The reality turned out to be a mixture of Hyperemesis Gravidarum (an extreme version of morning sickness which required hospitalisation) and crying at my changing shape whilst being excited/ terrified/happy/ overwhelmed. We didn’t have the bank balance for posh pushchairs or the room for a nursery, and I felt bombarded by this supposed stereotype of a materialistic maternity stage.
After I had L, I was overjoyed with my new bundle and totally and utterly in love. I even missed her when she was asleep. But, and this is a huge but; it was a traumatic time. I had some serious post-birth complications and my stretch marks weren’t exactly what I had in mind at 25. I even sobbed for the end of my bikini days. Superficial yes, but totally honest.

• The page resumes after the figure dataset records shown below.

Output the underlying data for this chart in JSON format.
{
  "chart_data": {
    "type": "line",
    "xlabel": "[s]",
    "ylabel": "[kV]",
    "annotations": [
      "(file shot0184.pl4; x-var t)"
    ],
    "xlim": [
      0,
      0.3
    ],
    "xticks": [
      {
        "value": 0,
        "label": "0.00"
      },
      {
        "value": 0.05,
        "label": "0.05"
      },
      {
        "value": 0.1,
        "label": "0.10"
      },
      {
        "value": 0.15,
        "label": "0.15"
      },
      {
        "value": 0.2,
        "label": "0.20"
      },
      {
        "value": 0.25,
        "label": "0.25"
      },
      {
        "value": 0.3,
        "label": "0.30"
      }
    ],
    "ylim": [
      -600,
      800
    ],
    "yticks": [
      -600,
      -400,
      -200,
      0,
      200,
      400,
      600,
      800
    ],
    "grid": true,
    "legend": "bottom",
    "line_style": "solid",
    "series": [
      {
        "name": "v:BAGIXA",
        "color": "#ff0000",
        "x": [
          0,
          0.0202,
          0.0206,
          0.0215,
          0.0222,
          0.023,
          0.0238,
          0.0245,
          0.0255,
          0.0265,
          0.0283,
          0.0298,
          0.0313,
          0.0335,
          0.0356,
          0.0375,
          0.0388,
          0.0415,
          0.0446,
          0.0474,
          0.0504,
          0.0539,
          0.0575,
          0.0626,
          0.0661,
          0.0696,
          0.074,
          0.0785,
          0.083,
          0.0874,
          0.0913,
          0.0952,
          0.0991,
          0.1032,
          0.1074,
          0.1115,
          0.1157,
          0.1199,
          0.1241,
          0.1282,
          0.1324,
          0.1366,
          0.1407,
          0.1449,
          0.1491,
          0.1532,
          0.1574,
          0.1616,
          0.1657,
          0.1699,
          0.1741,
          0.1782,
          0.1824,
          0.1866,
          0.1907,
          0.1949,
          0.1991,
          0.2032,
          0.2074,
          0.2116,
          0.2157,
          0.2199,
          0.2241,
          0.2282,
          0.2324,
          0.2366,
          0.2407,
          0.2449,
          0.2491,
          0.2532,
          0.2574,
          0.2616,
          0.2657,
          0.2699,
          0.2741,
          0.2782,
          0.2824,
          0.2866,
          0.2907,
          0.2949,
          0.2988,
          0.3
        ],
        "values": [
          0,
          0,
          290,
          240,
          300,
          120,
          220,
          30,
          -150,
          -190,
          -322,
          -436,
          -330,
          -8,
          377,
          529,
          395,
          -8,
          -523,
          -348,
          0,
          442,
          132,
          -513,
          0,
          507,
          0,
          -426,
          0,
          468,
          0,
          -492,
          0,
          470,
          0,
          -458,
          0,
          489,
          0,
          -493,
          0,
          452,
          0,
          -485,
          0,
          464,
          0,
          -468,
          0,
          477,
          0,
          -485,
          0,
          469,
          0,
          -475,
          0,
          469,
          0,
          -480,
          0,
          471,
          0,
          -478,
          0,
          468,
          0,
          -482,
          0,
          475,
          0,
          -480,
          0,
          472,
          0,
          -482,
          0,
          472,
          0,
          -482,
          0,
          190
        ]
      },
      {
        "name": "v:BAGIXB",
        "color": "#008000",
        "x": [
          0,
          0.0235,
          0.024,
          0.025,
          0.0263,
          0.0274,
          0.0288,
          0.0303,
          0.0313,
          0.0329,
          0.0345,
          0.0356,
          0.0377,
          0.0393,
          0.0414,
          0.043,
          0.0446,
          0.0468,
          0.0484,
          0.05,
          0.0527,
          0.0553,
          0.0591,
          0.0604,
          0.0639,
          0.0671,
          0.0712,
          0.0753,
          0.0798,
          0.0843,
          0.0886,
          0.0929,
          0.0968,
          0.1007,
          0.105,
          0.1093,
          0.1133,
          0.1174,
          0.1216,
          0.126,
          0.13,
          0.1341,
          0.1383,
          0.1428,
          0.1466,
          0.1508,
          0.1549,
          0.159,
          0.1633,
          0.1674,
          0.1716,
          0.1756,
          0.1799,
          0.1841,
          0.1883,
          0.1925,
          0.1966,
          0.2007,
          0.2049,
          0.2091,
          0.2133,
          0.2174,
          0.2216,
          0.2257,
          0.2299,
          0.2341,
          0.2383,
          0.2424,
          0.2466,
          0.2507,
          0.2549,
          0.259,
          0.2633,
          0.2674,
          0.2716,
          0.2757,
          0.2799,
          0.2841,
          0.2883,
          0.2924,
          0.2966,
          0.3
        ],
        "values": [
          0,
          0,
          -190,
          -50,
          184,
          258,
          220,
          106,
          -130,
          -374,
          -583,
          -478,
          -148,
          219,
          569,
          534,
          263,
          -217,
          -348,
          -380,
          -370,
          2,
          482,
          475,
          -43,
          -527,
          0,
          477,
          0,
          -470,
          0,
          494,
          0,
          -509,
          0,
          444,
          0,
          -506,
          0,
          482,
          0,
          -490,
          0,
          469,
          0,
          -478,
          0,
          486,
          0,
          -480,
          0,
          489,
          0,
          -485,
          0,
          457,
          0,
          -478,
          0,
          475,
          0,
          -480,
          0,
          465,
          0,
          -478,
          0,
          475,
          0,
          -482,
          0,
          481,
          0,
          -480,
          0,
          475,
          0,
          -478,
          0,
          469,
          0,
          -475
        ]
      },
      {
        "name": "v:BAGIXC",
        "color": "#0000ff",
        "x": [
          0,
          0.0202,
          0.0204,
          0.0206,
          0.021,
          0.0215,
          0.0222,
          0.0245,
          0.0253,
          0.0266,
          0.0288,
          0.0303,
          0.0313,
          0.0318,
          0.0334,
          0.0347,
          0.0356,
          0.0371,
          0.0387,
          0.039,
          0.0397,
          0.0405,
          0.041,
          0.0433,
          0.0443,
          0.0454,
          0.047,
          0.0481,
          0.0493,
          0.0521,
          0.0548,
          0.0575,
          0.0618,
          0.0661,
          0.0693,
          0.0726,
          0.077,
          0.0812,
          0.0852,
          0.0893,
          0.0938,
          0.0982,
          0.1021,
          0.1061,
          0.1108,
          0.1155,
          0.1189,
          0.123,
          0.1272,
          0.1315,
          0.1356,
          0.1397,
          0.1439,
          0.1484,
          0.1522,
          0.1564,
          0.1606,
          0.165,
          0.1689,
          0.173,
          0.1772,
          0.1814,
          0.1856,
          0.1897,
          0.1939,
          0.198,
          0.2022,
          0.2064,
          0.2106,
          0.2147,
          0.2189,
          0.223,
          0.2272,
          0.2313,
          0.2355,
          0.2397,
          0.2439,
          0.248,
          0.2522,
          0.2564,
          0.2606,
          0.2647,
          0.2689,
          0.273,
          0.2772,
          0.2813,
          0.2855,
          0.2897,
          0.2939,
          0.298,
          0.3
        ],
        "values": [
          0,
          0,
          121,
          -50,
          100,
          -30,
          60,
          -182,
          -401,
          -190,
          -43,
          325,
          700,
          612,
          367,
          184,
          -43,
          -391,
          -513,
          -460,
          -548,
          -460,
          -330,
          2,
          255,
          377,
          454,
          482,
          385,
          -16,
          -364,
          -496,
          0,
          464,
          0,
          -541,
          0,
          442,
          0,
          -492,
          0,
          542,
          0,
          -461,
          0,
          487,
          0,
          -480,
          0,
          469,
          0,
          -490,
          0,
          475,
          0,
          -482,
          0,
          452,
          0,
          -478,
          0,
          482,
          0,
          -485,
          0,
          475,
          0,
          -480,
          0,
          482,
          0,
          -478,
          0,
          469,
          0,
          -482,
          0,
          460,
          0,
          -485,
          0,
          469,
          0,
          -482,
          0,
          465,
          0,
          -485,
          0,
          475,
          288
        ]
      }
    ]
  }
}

I struggled with friends initially and eventually found my tribe after welcoming Mr T. A tag team on speed dial, we share each other’s stories. Watching my bumps grow and become babies, then children, I’ve learnt a lot. Mainly, making it up as I go along. I now know to ignore competitive parenting types- if they ram it down your throat about their perfect child while you’re struggling, they are not proper friends. I happily embrace my honest mama pals, the ones who say it like it is. Wiping Playdoh off ourselves as we sip lukewarm tea and tell each other our truth is my idea of bliss.
That glam pregnant person with a house full of fancy toys and designer prams doesn’t sound like a lot of fun to me. And, despite my initial thoughts, I haven’t said goodbye to the 2-piece. In fact, I embrace my mama body for all the amazing things that it has done. I’m so proud that I even wouldn’t say no to a sash proclaiming I’ve pushed 2 kids out. Although, that’s probably taking things a bit too far.
NB: Asda gifted me clothing as a thank you for this blog.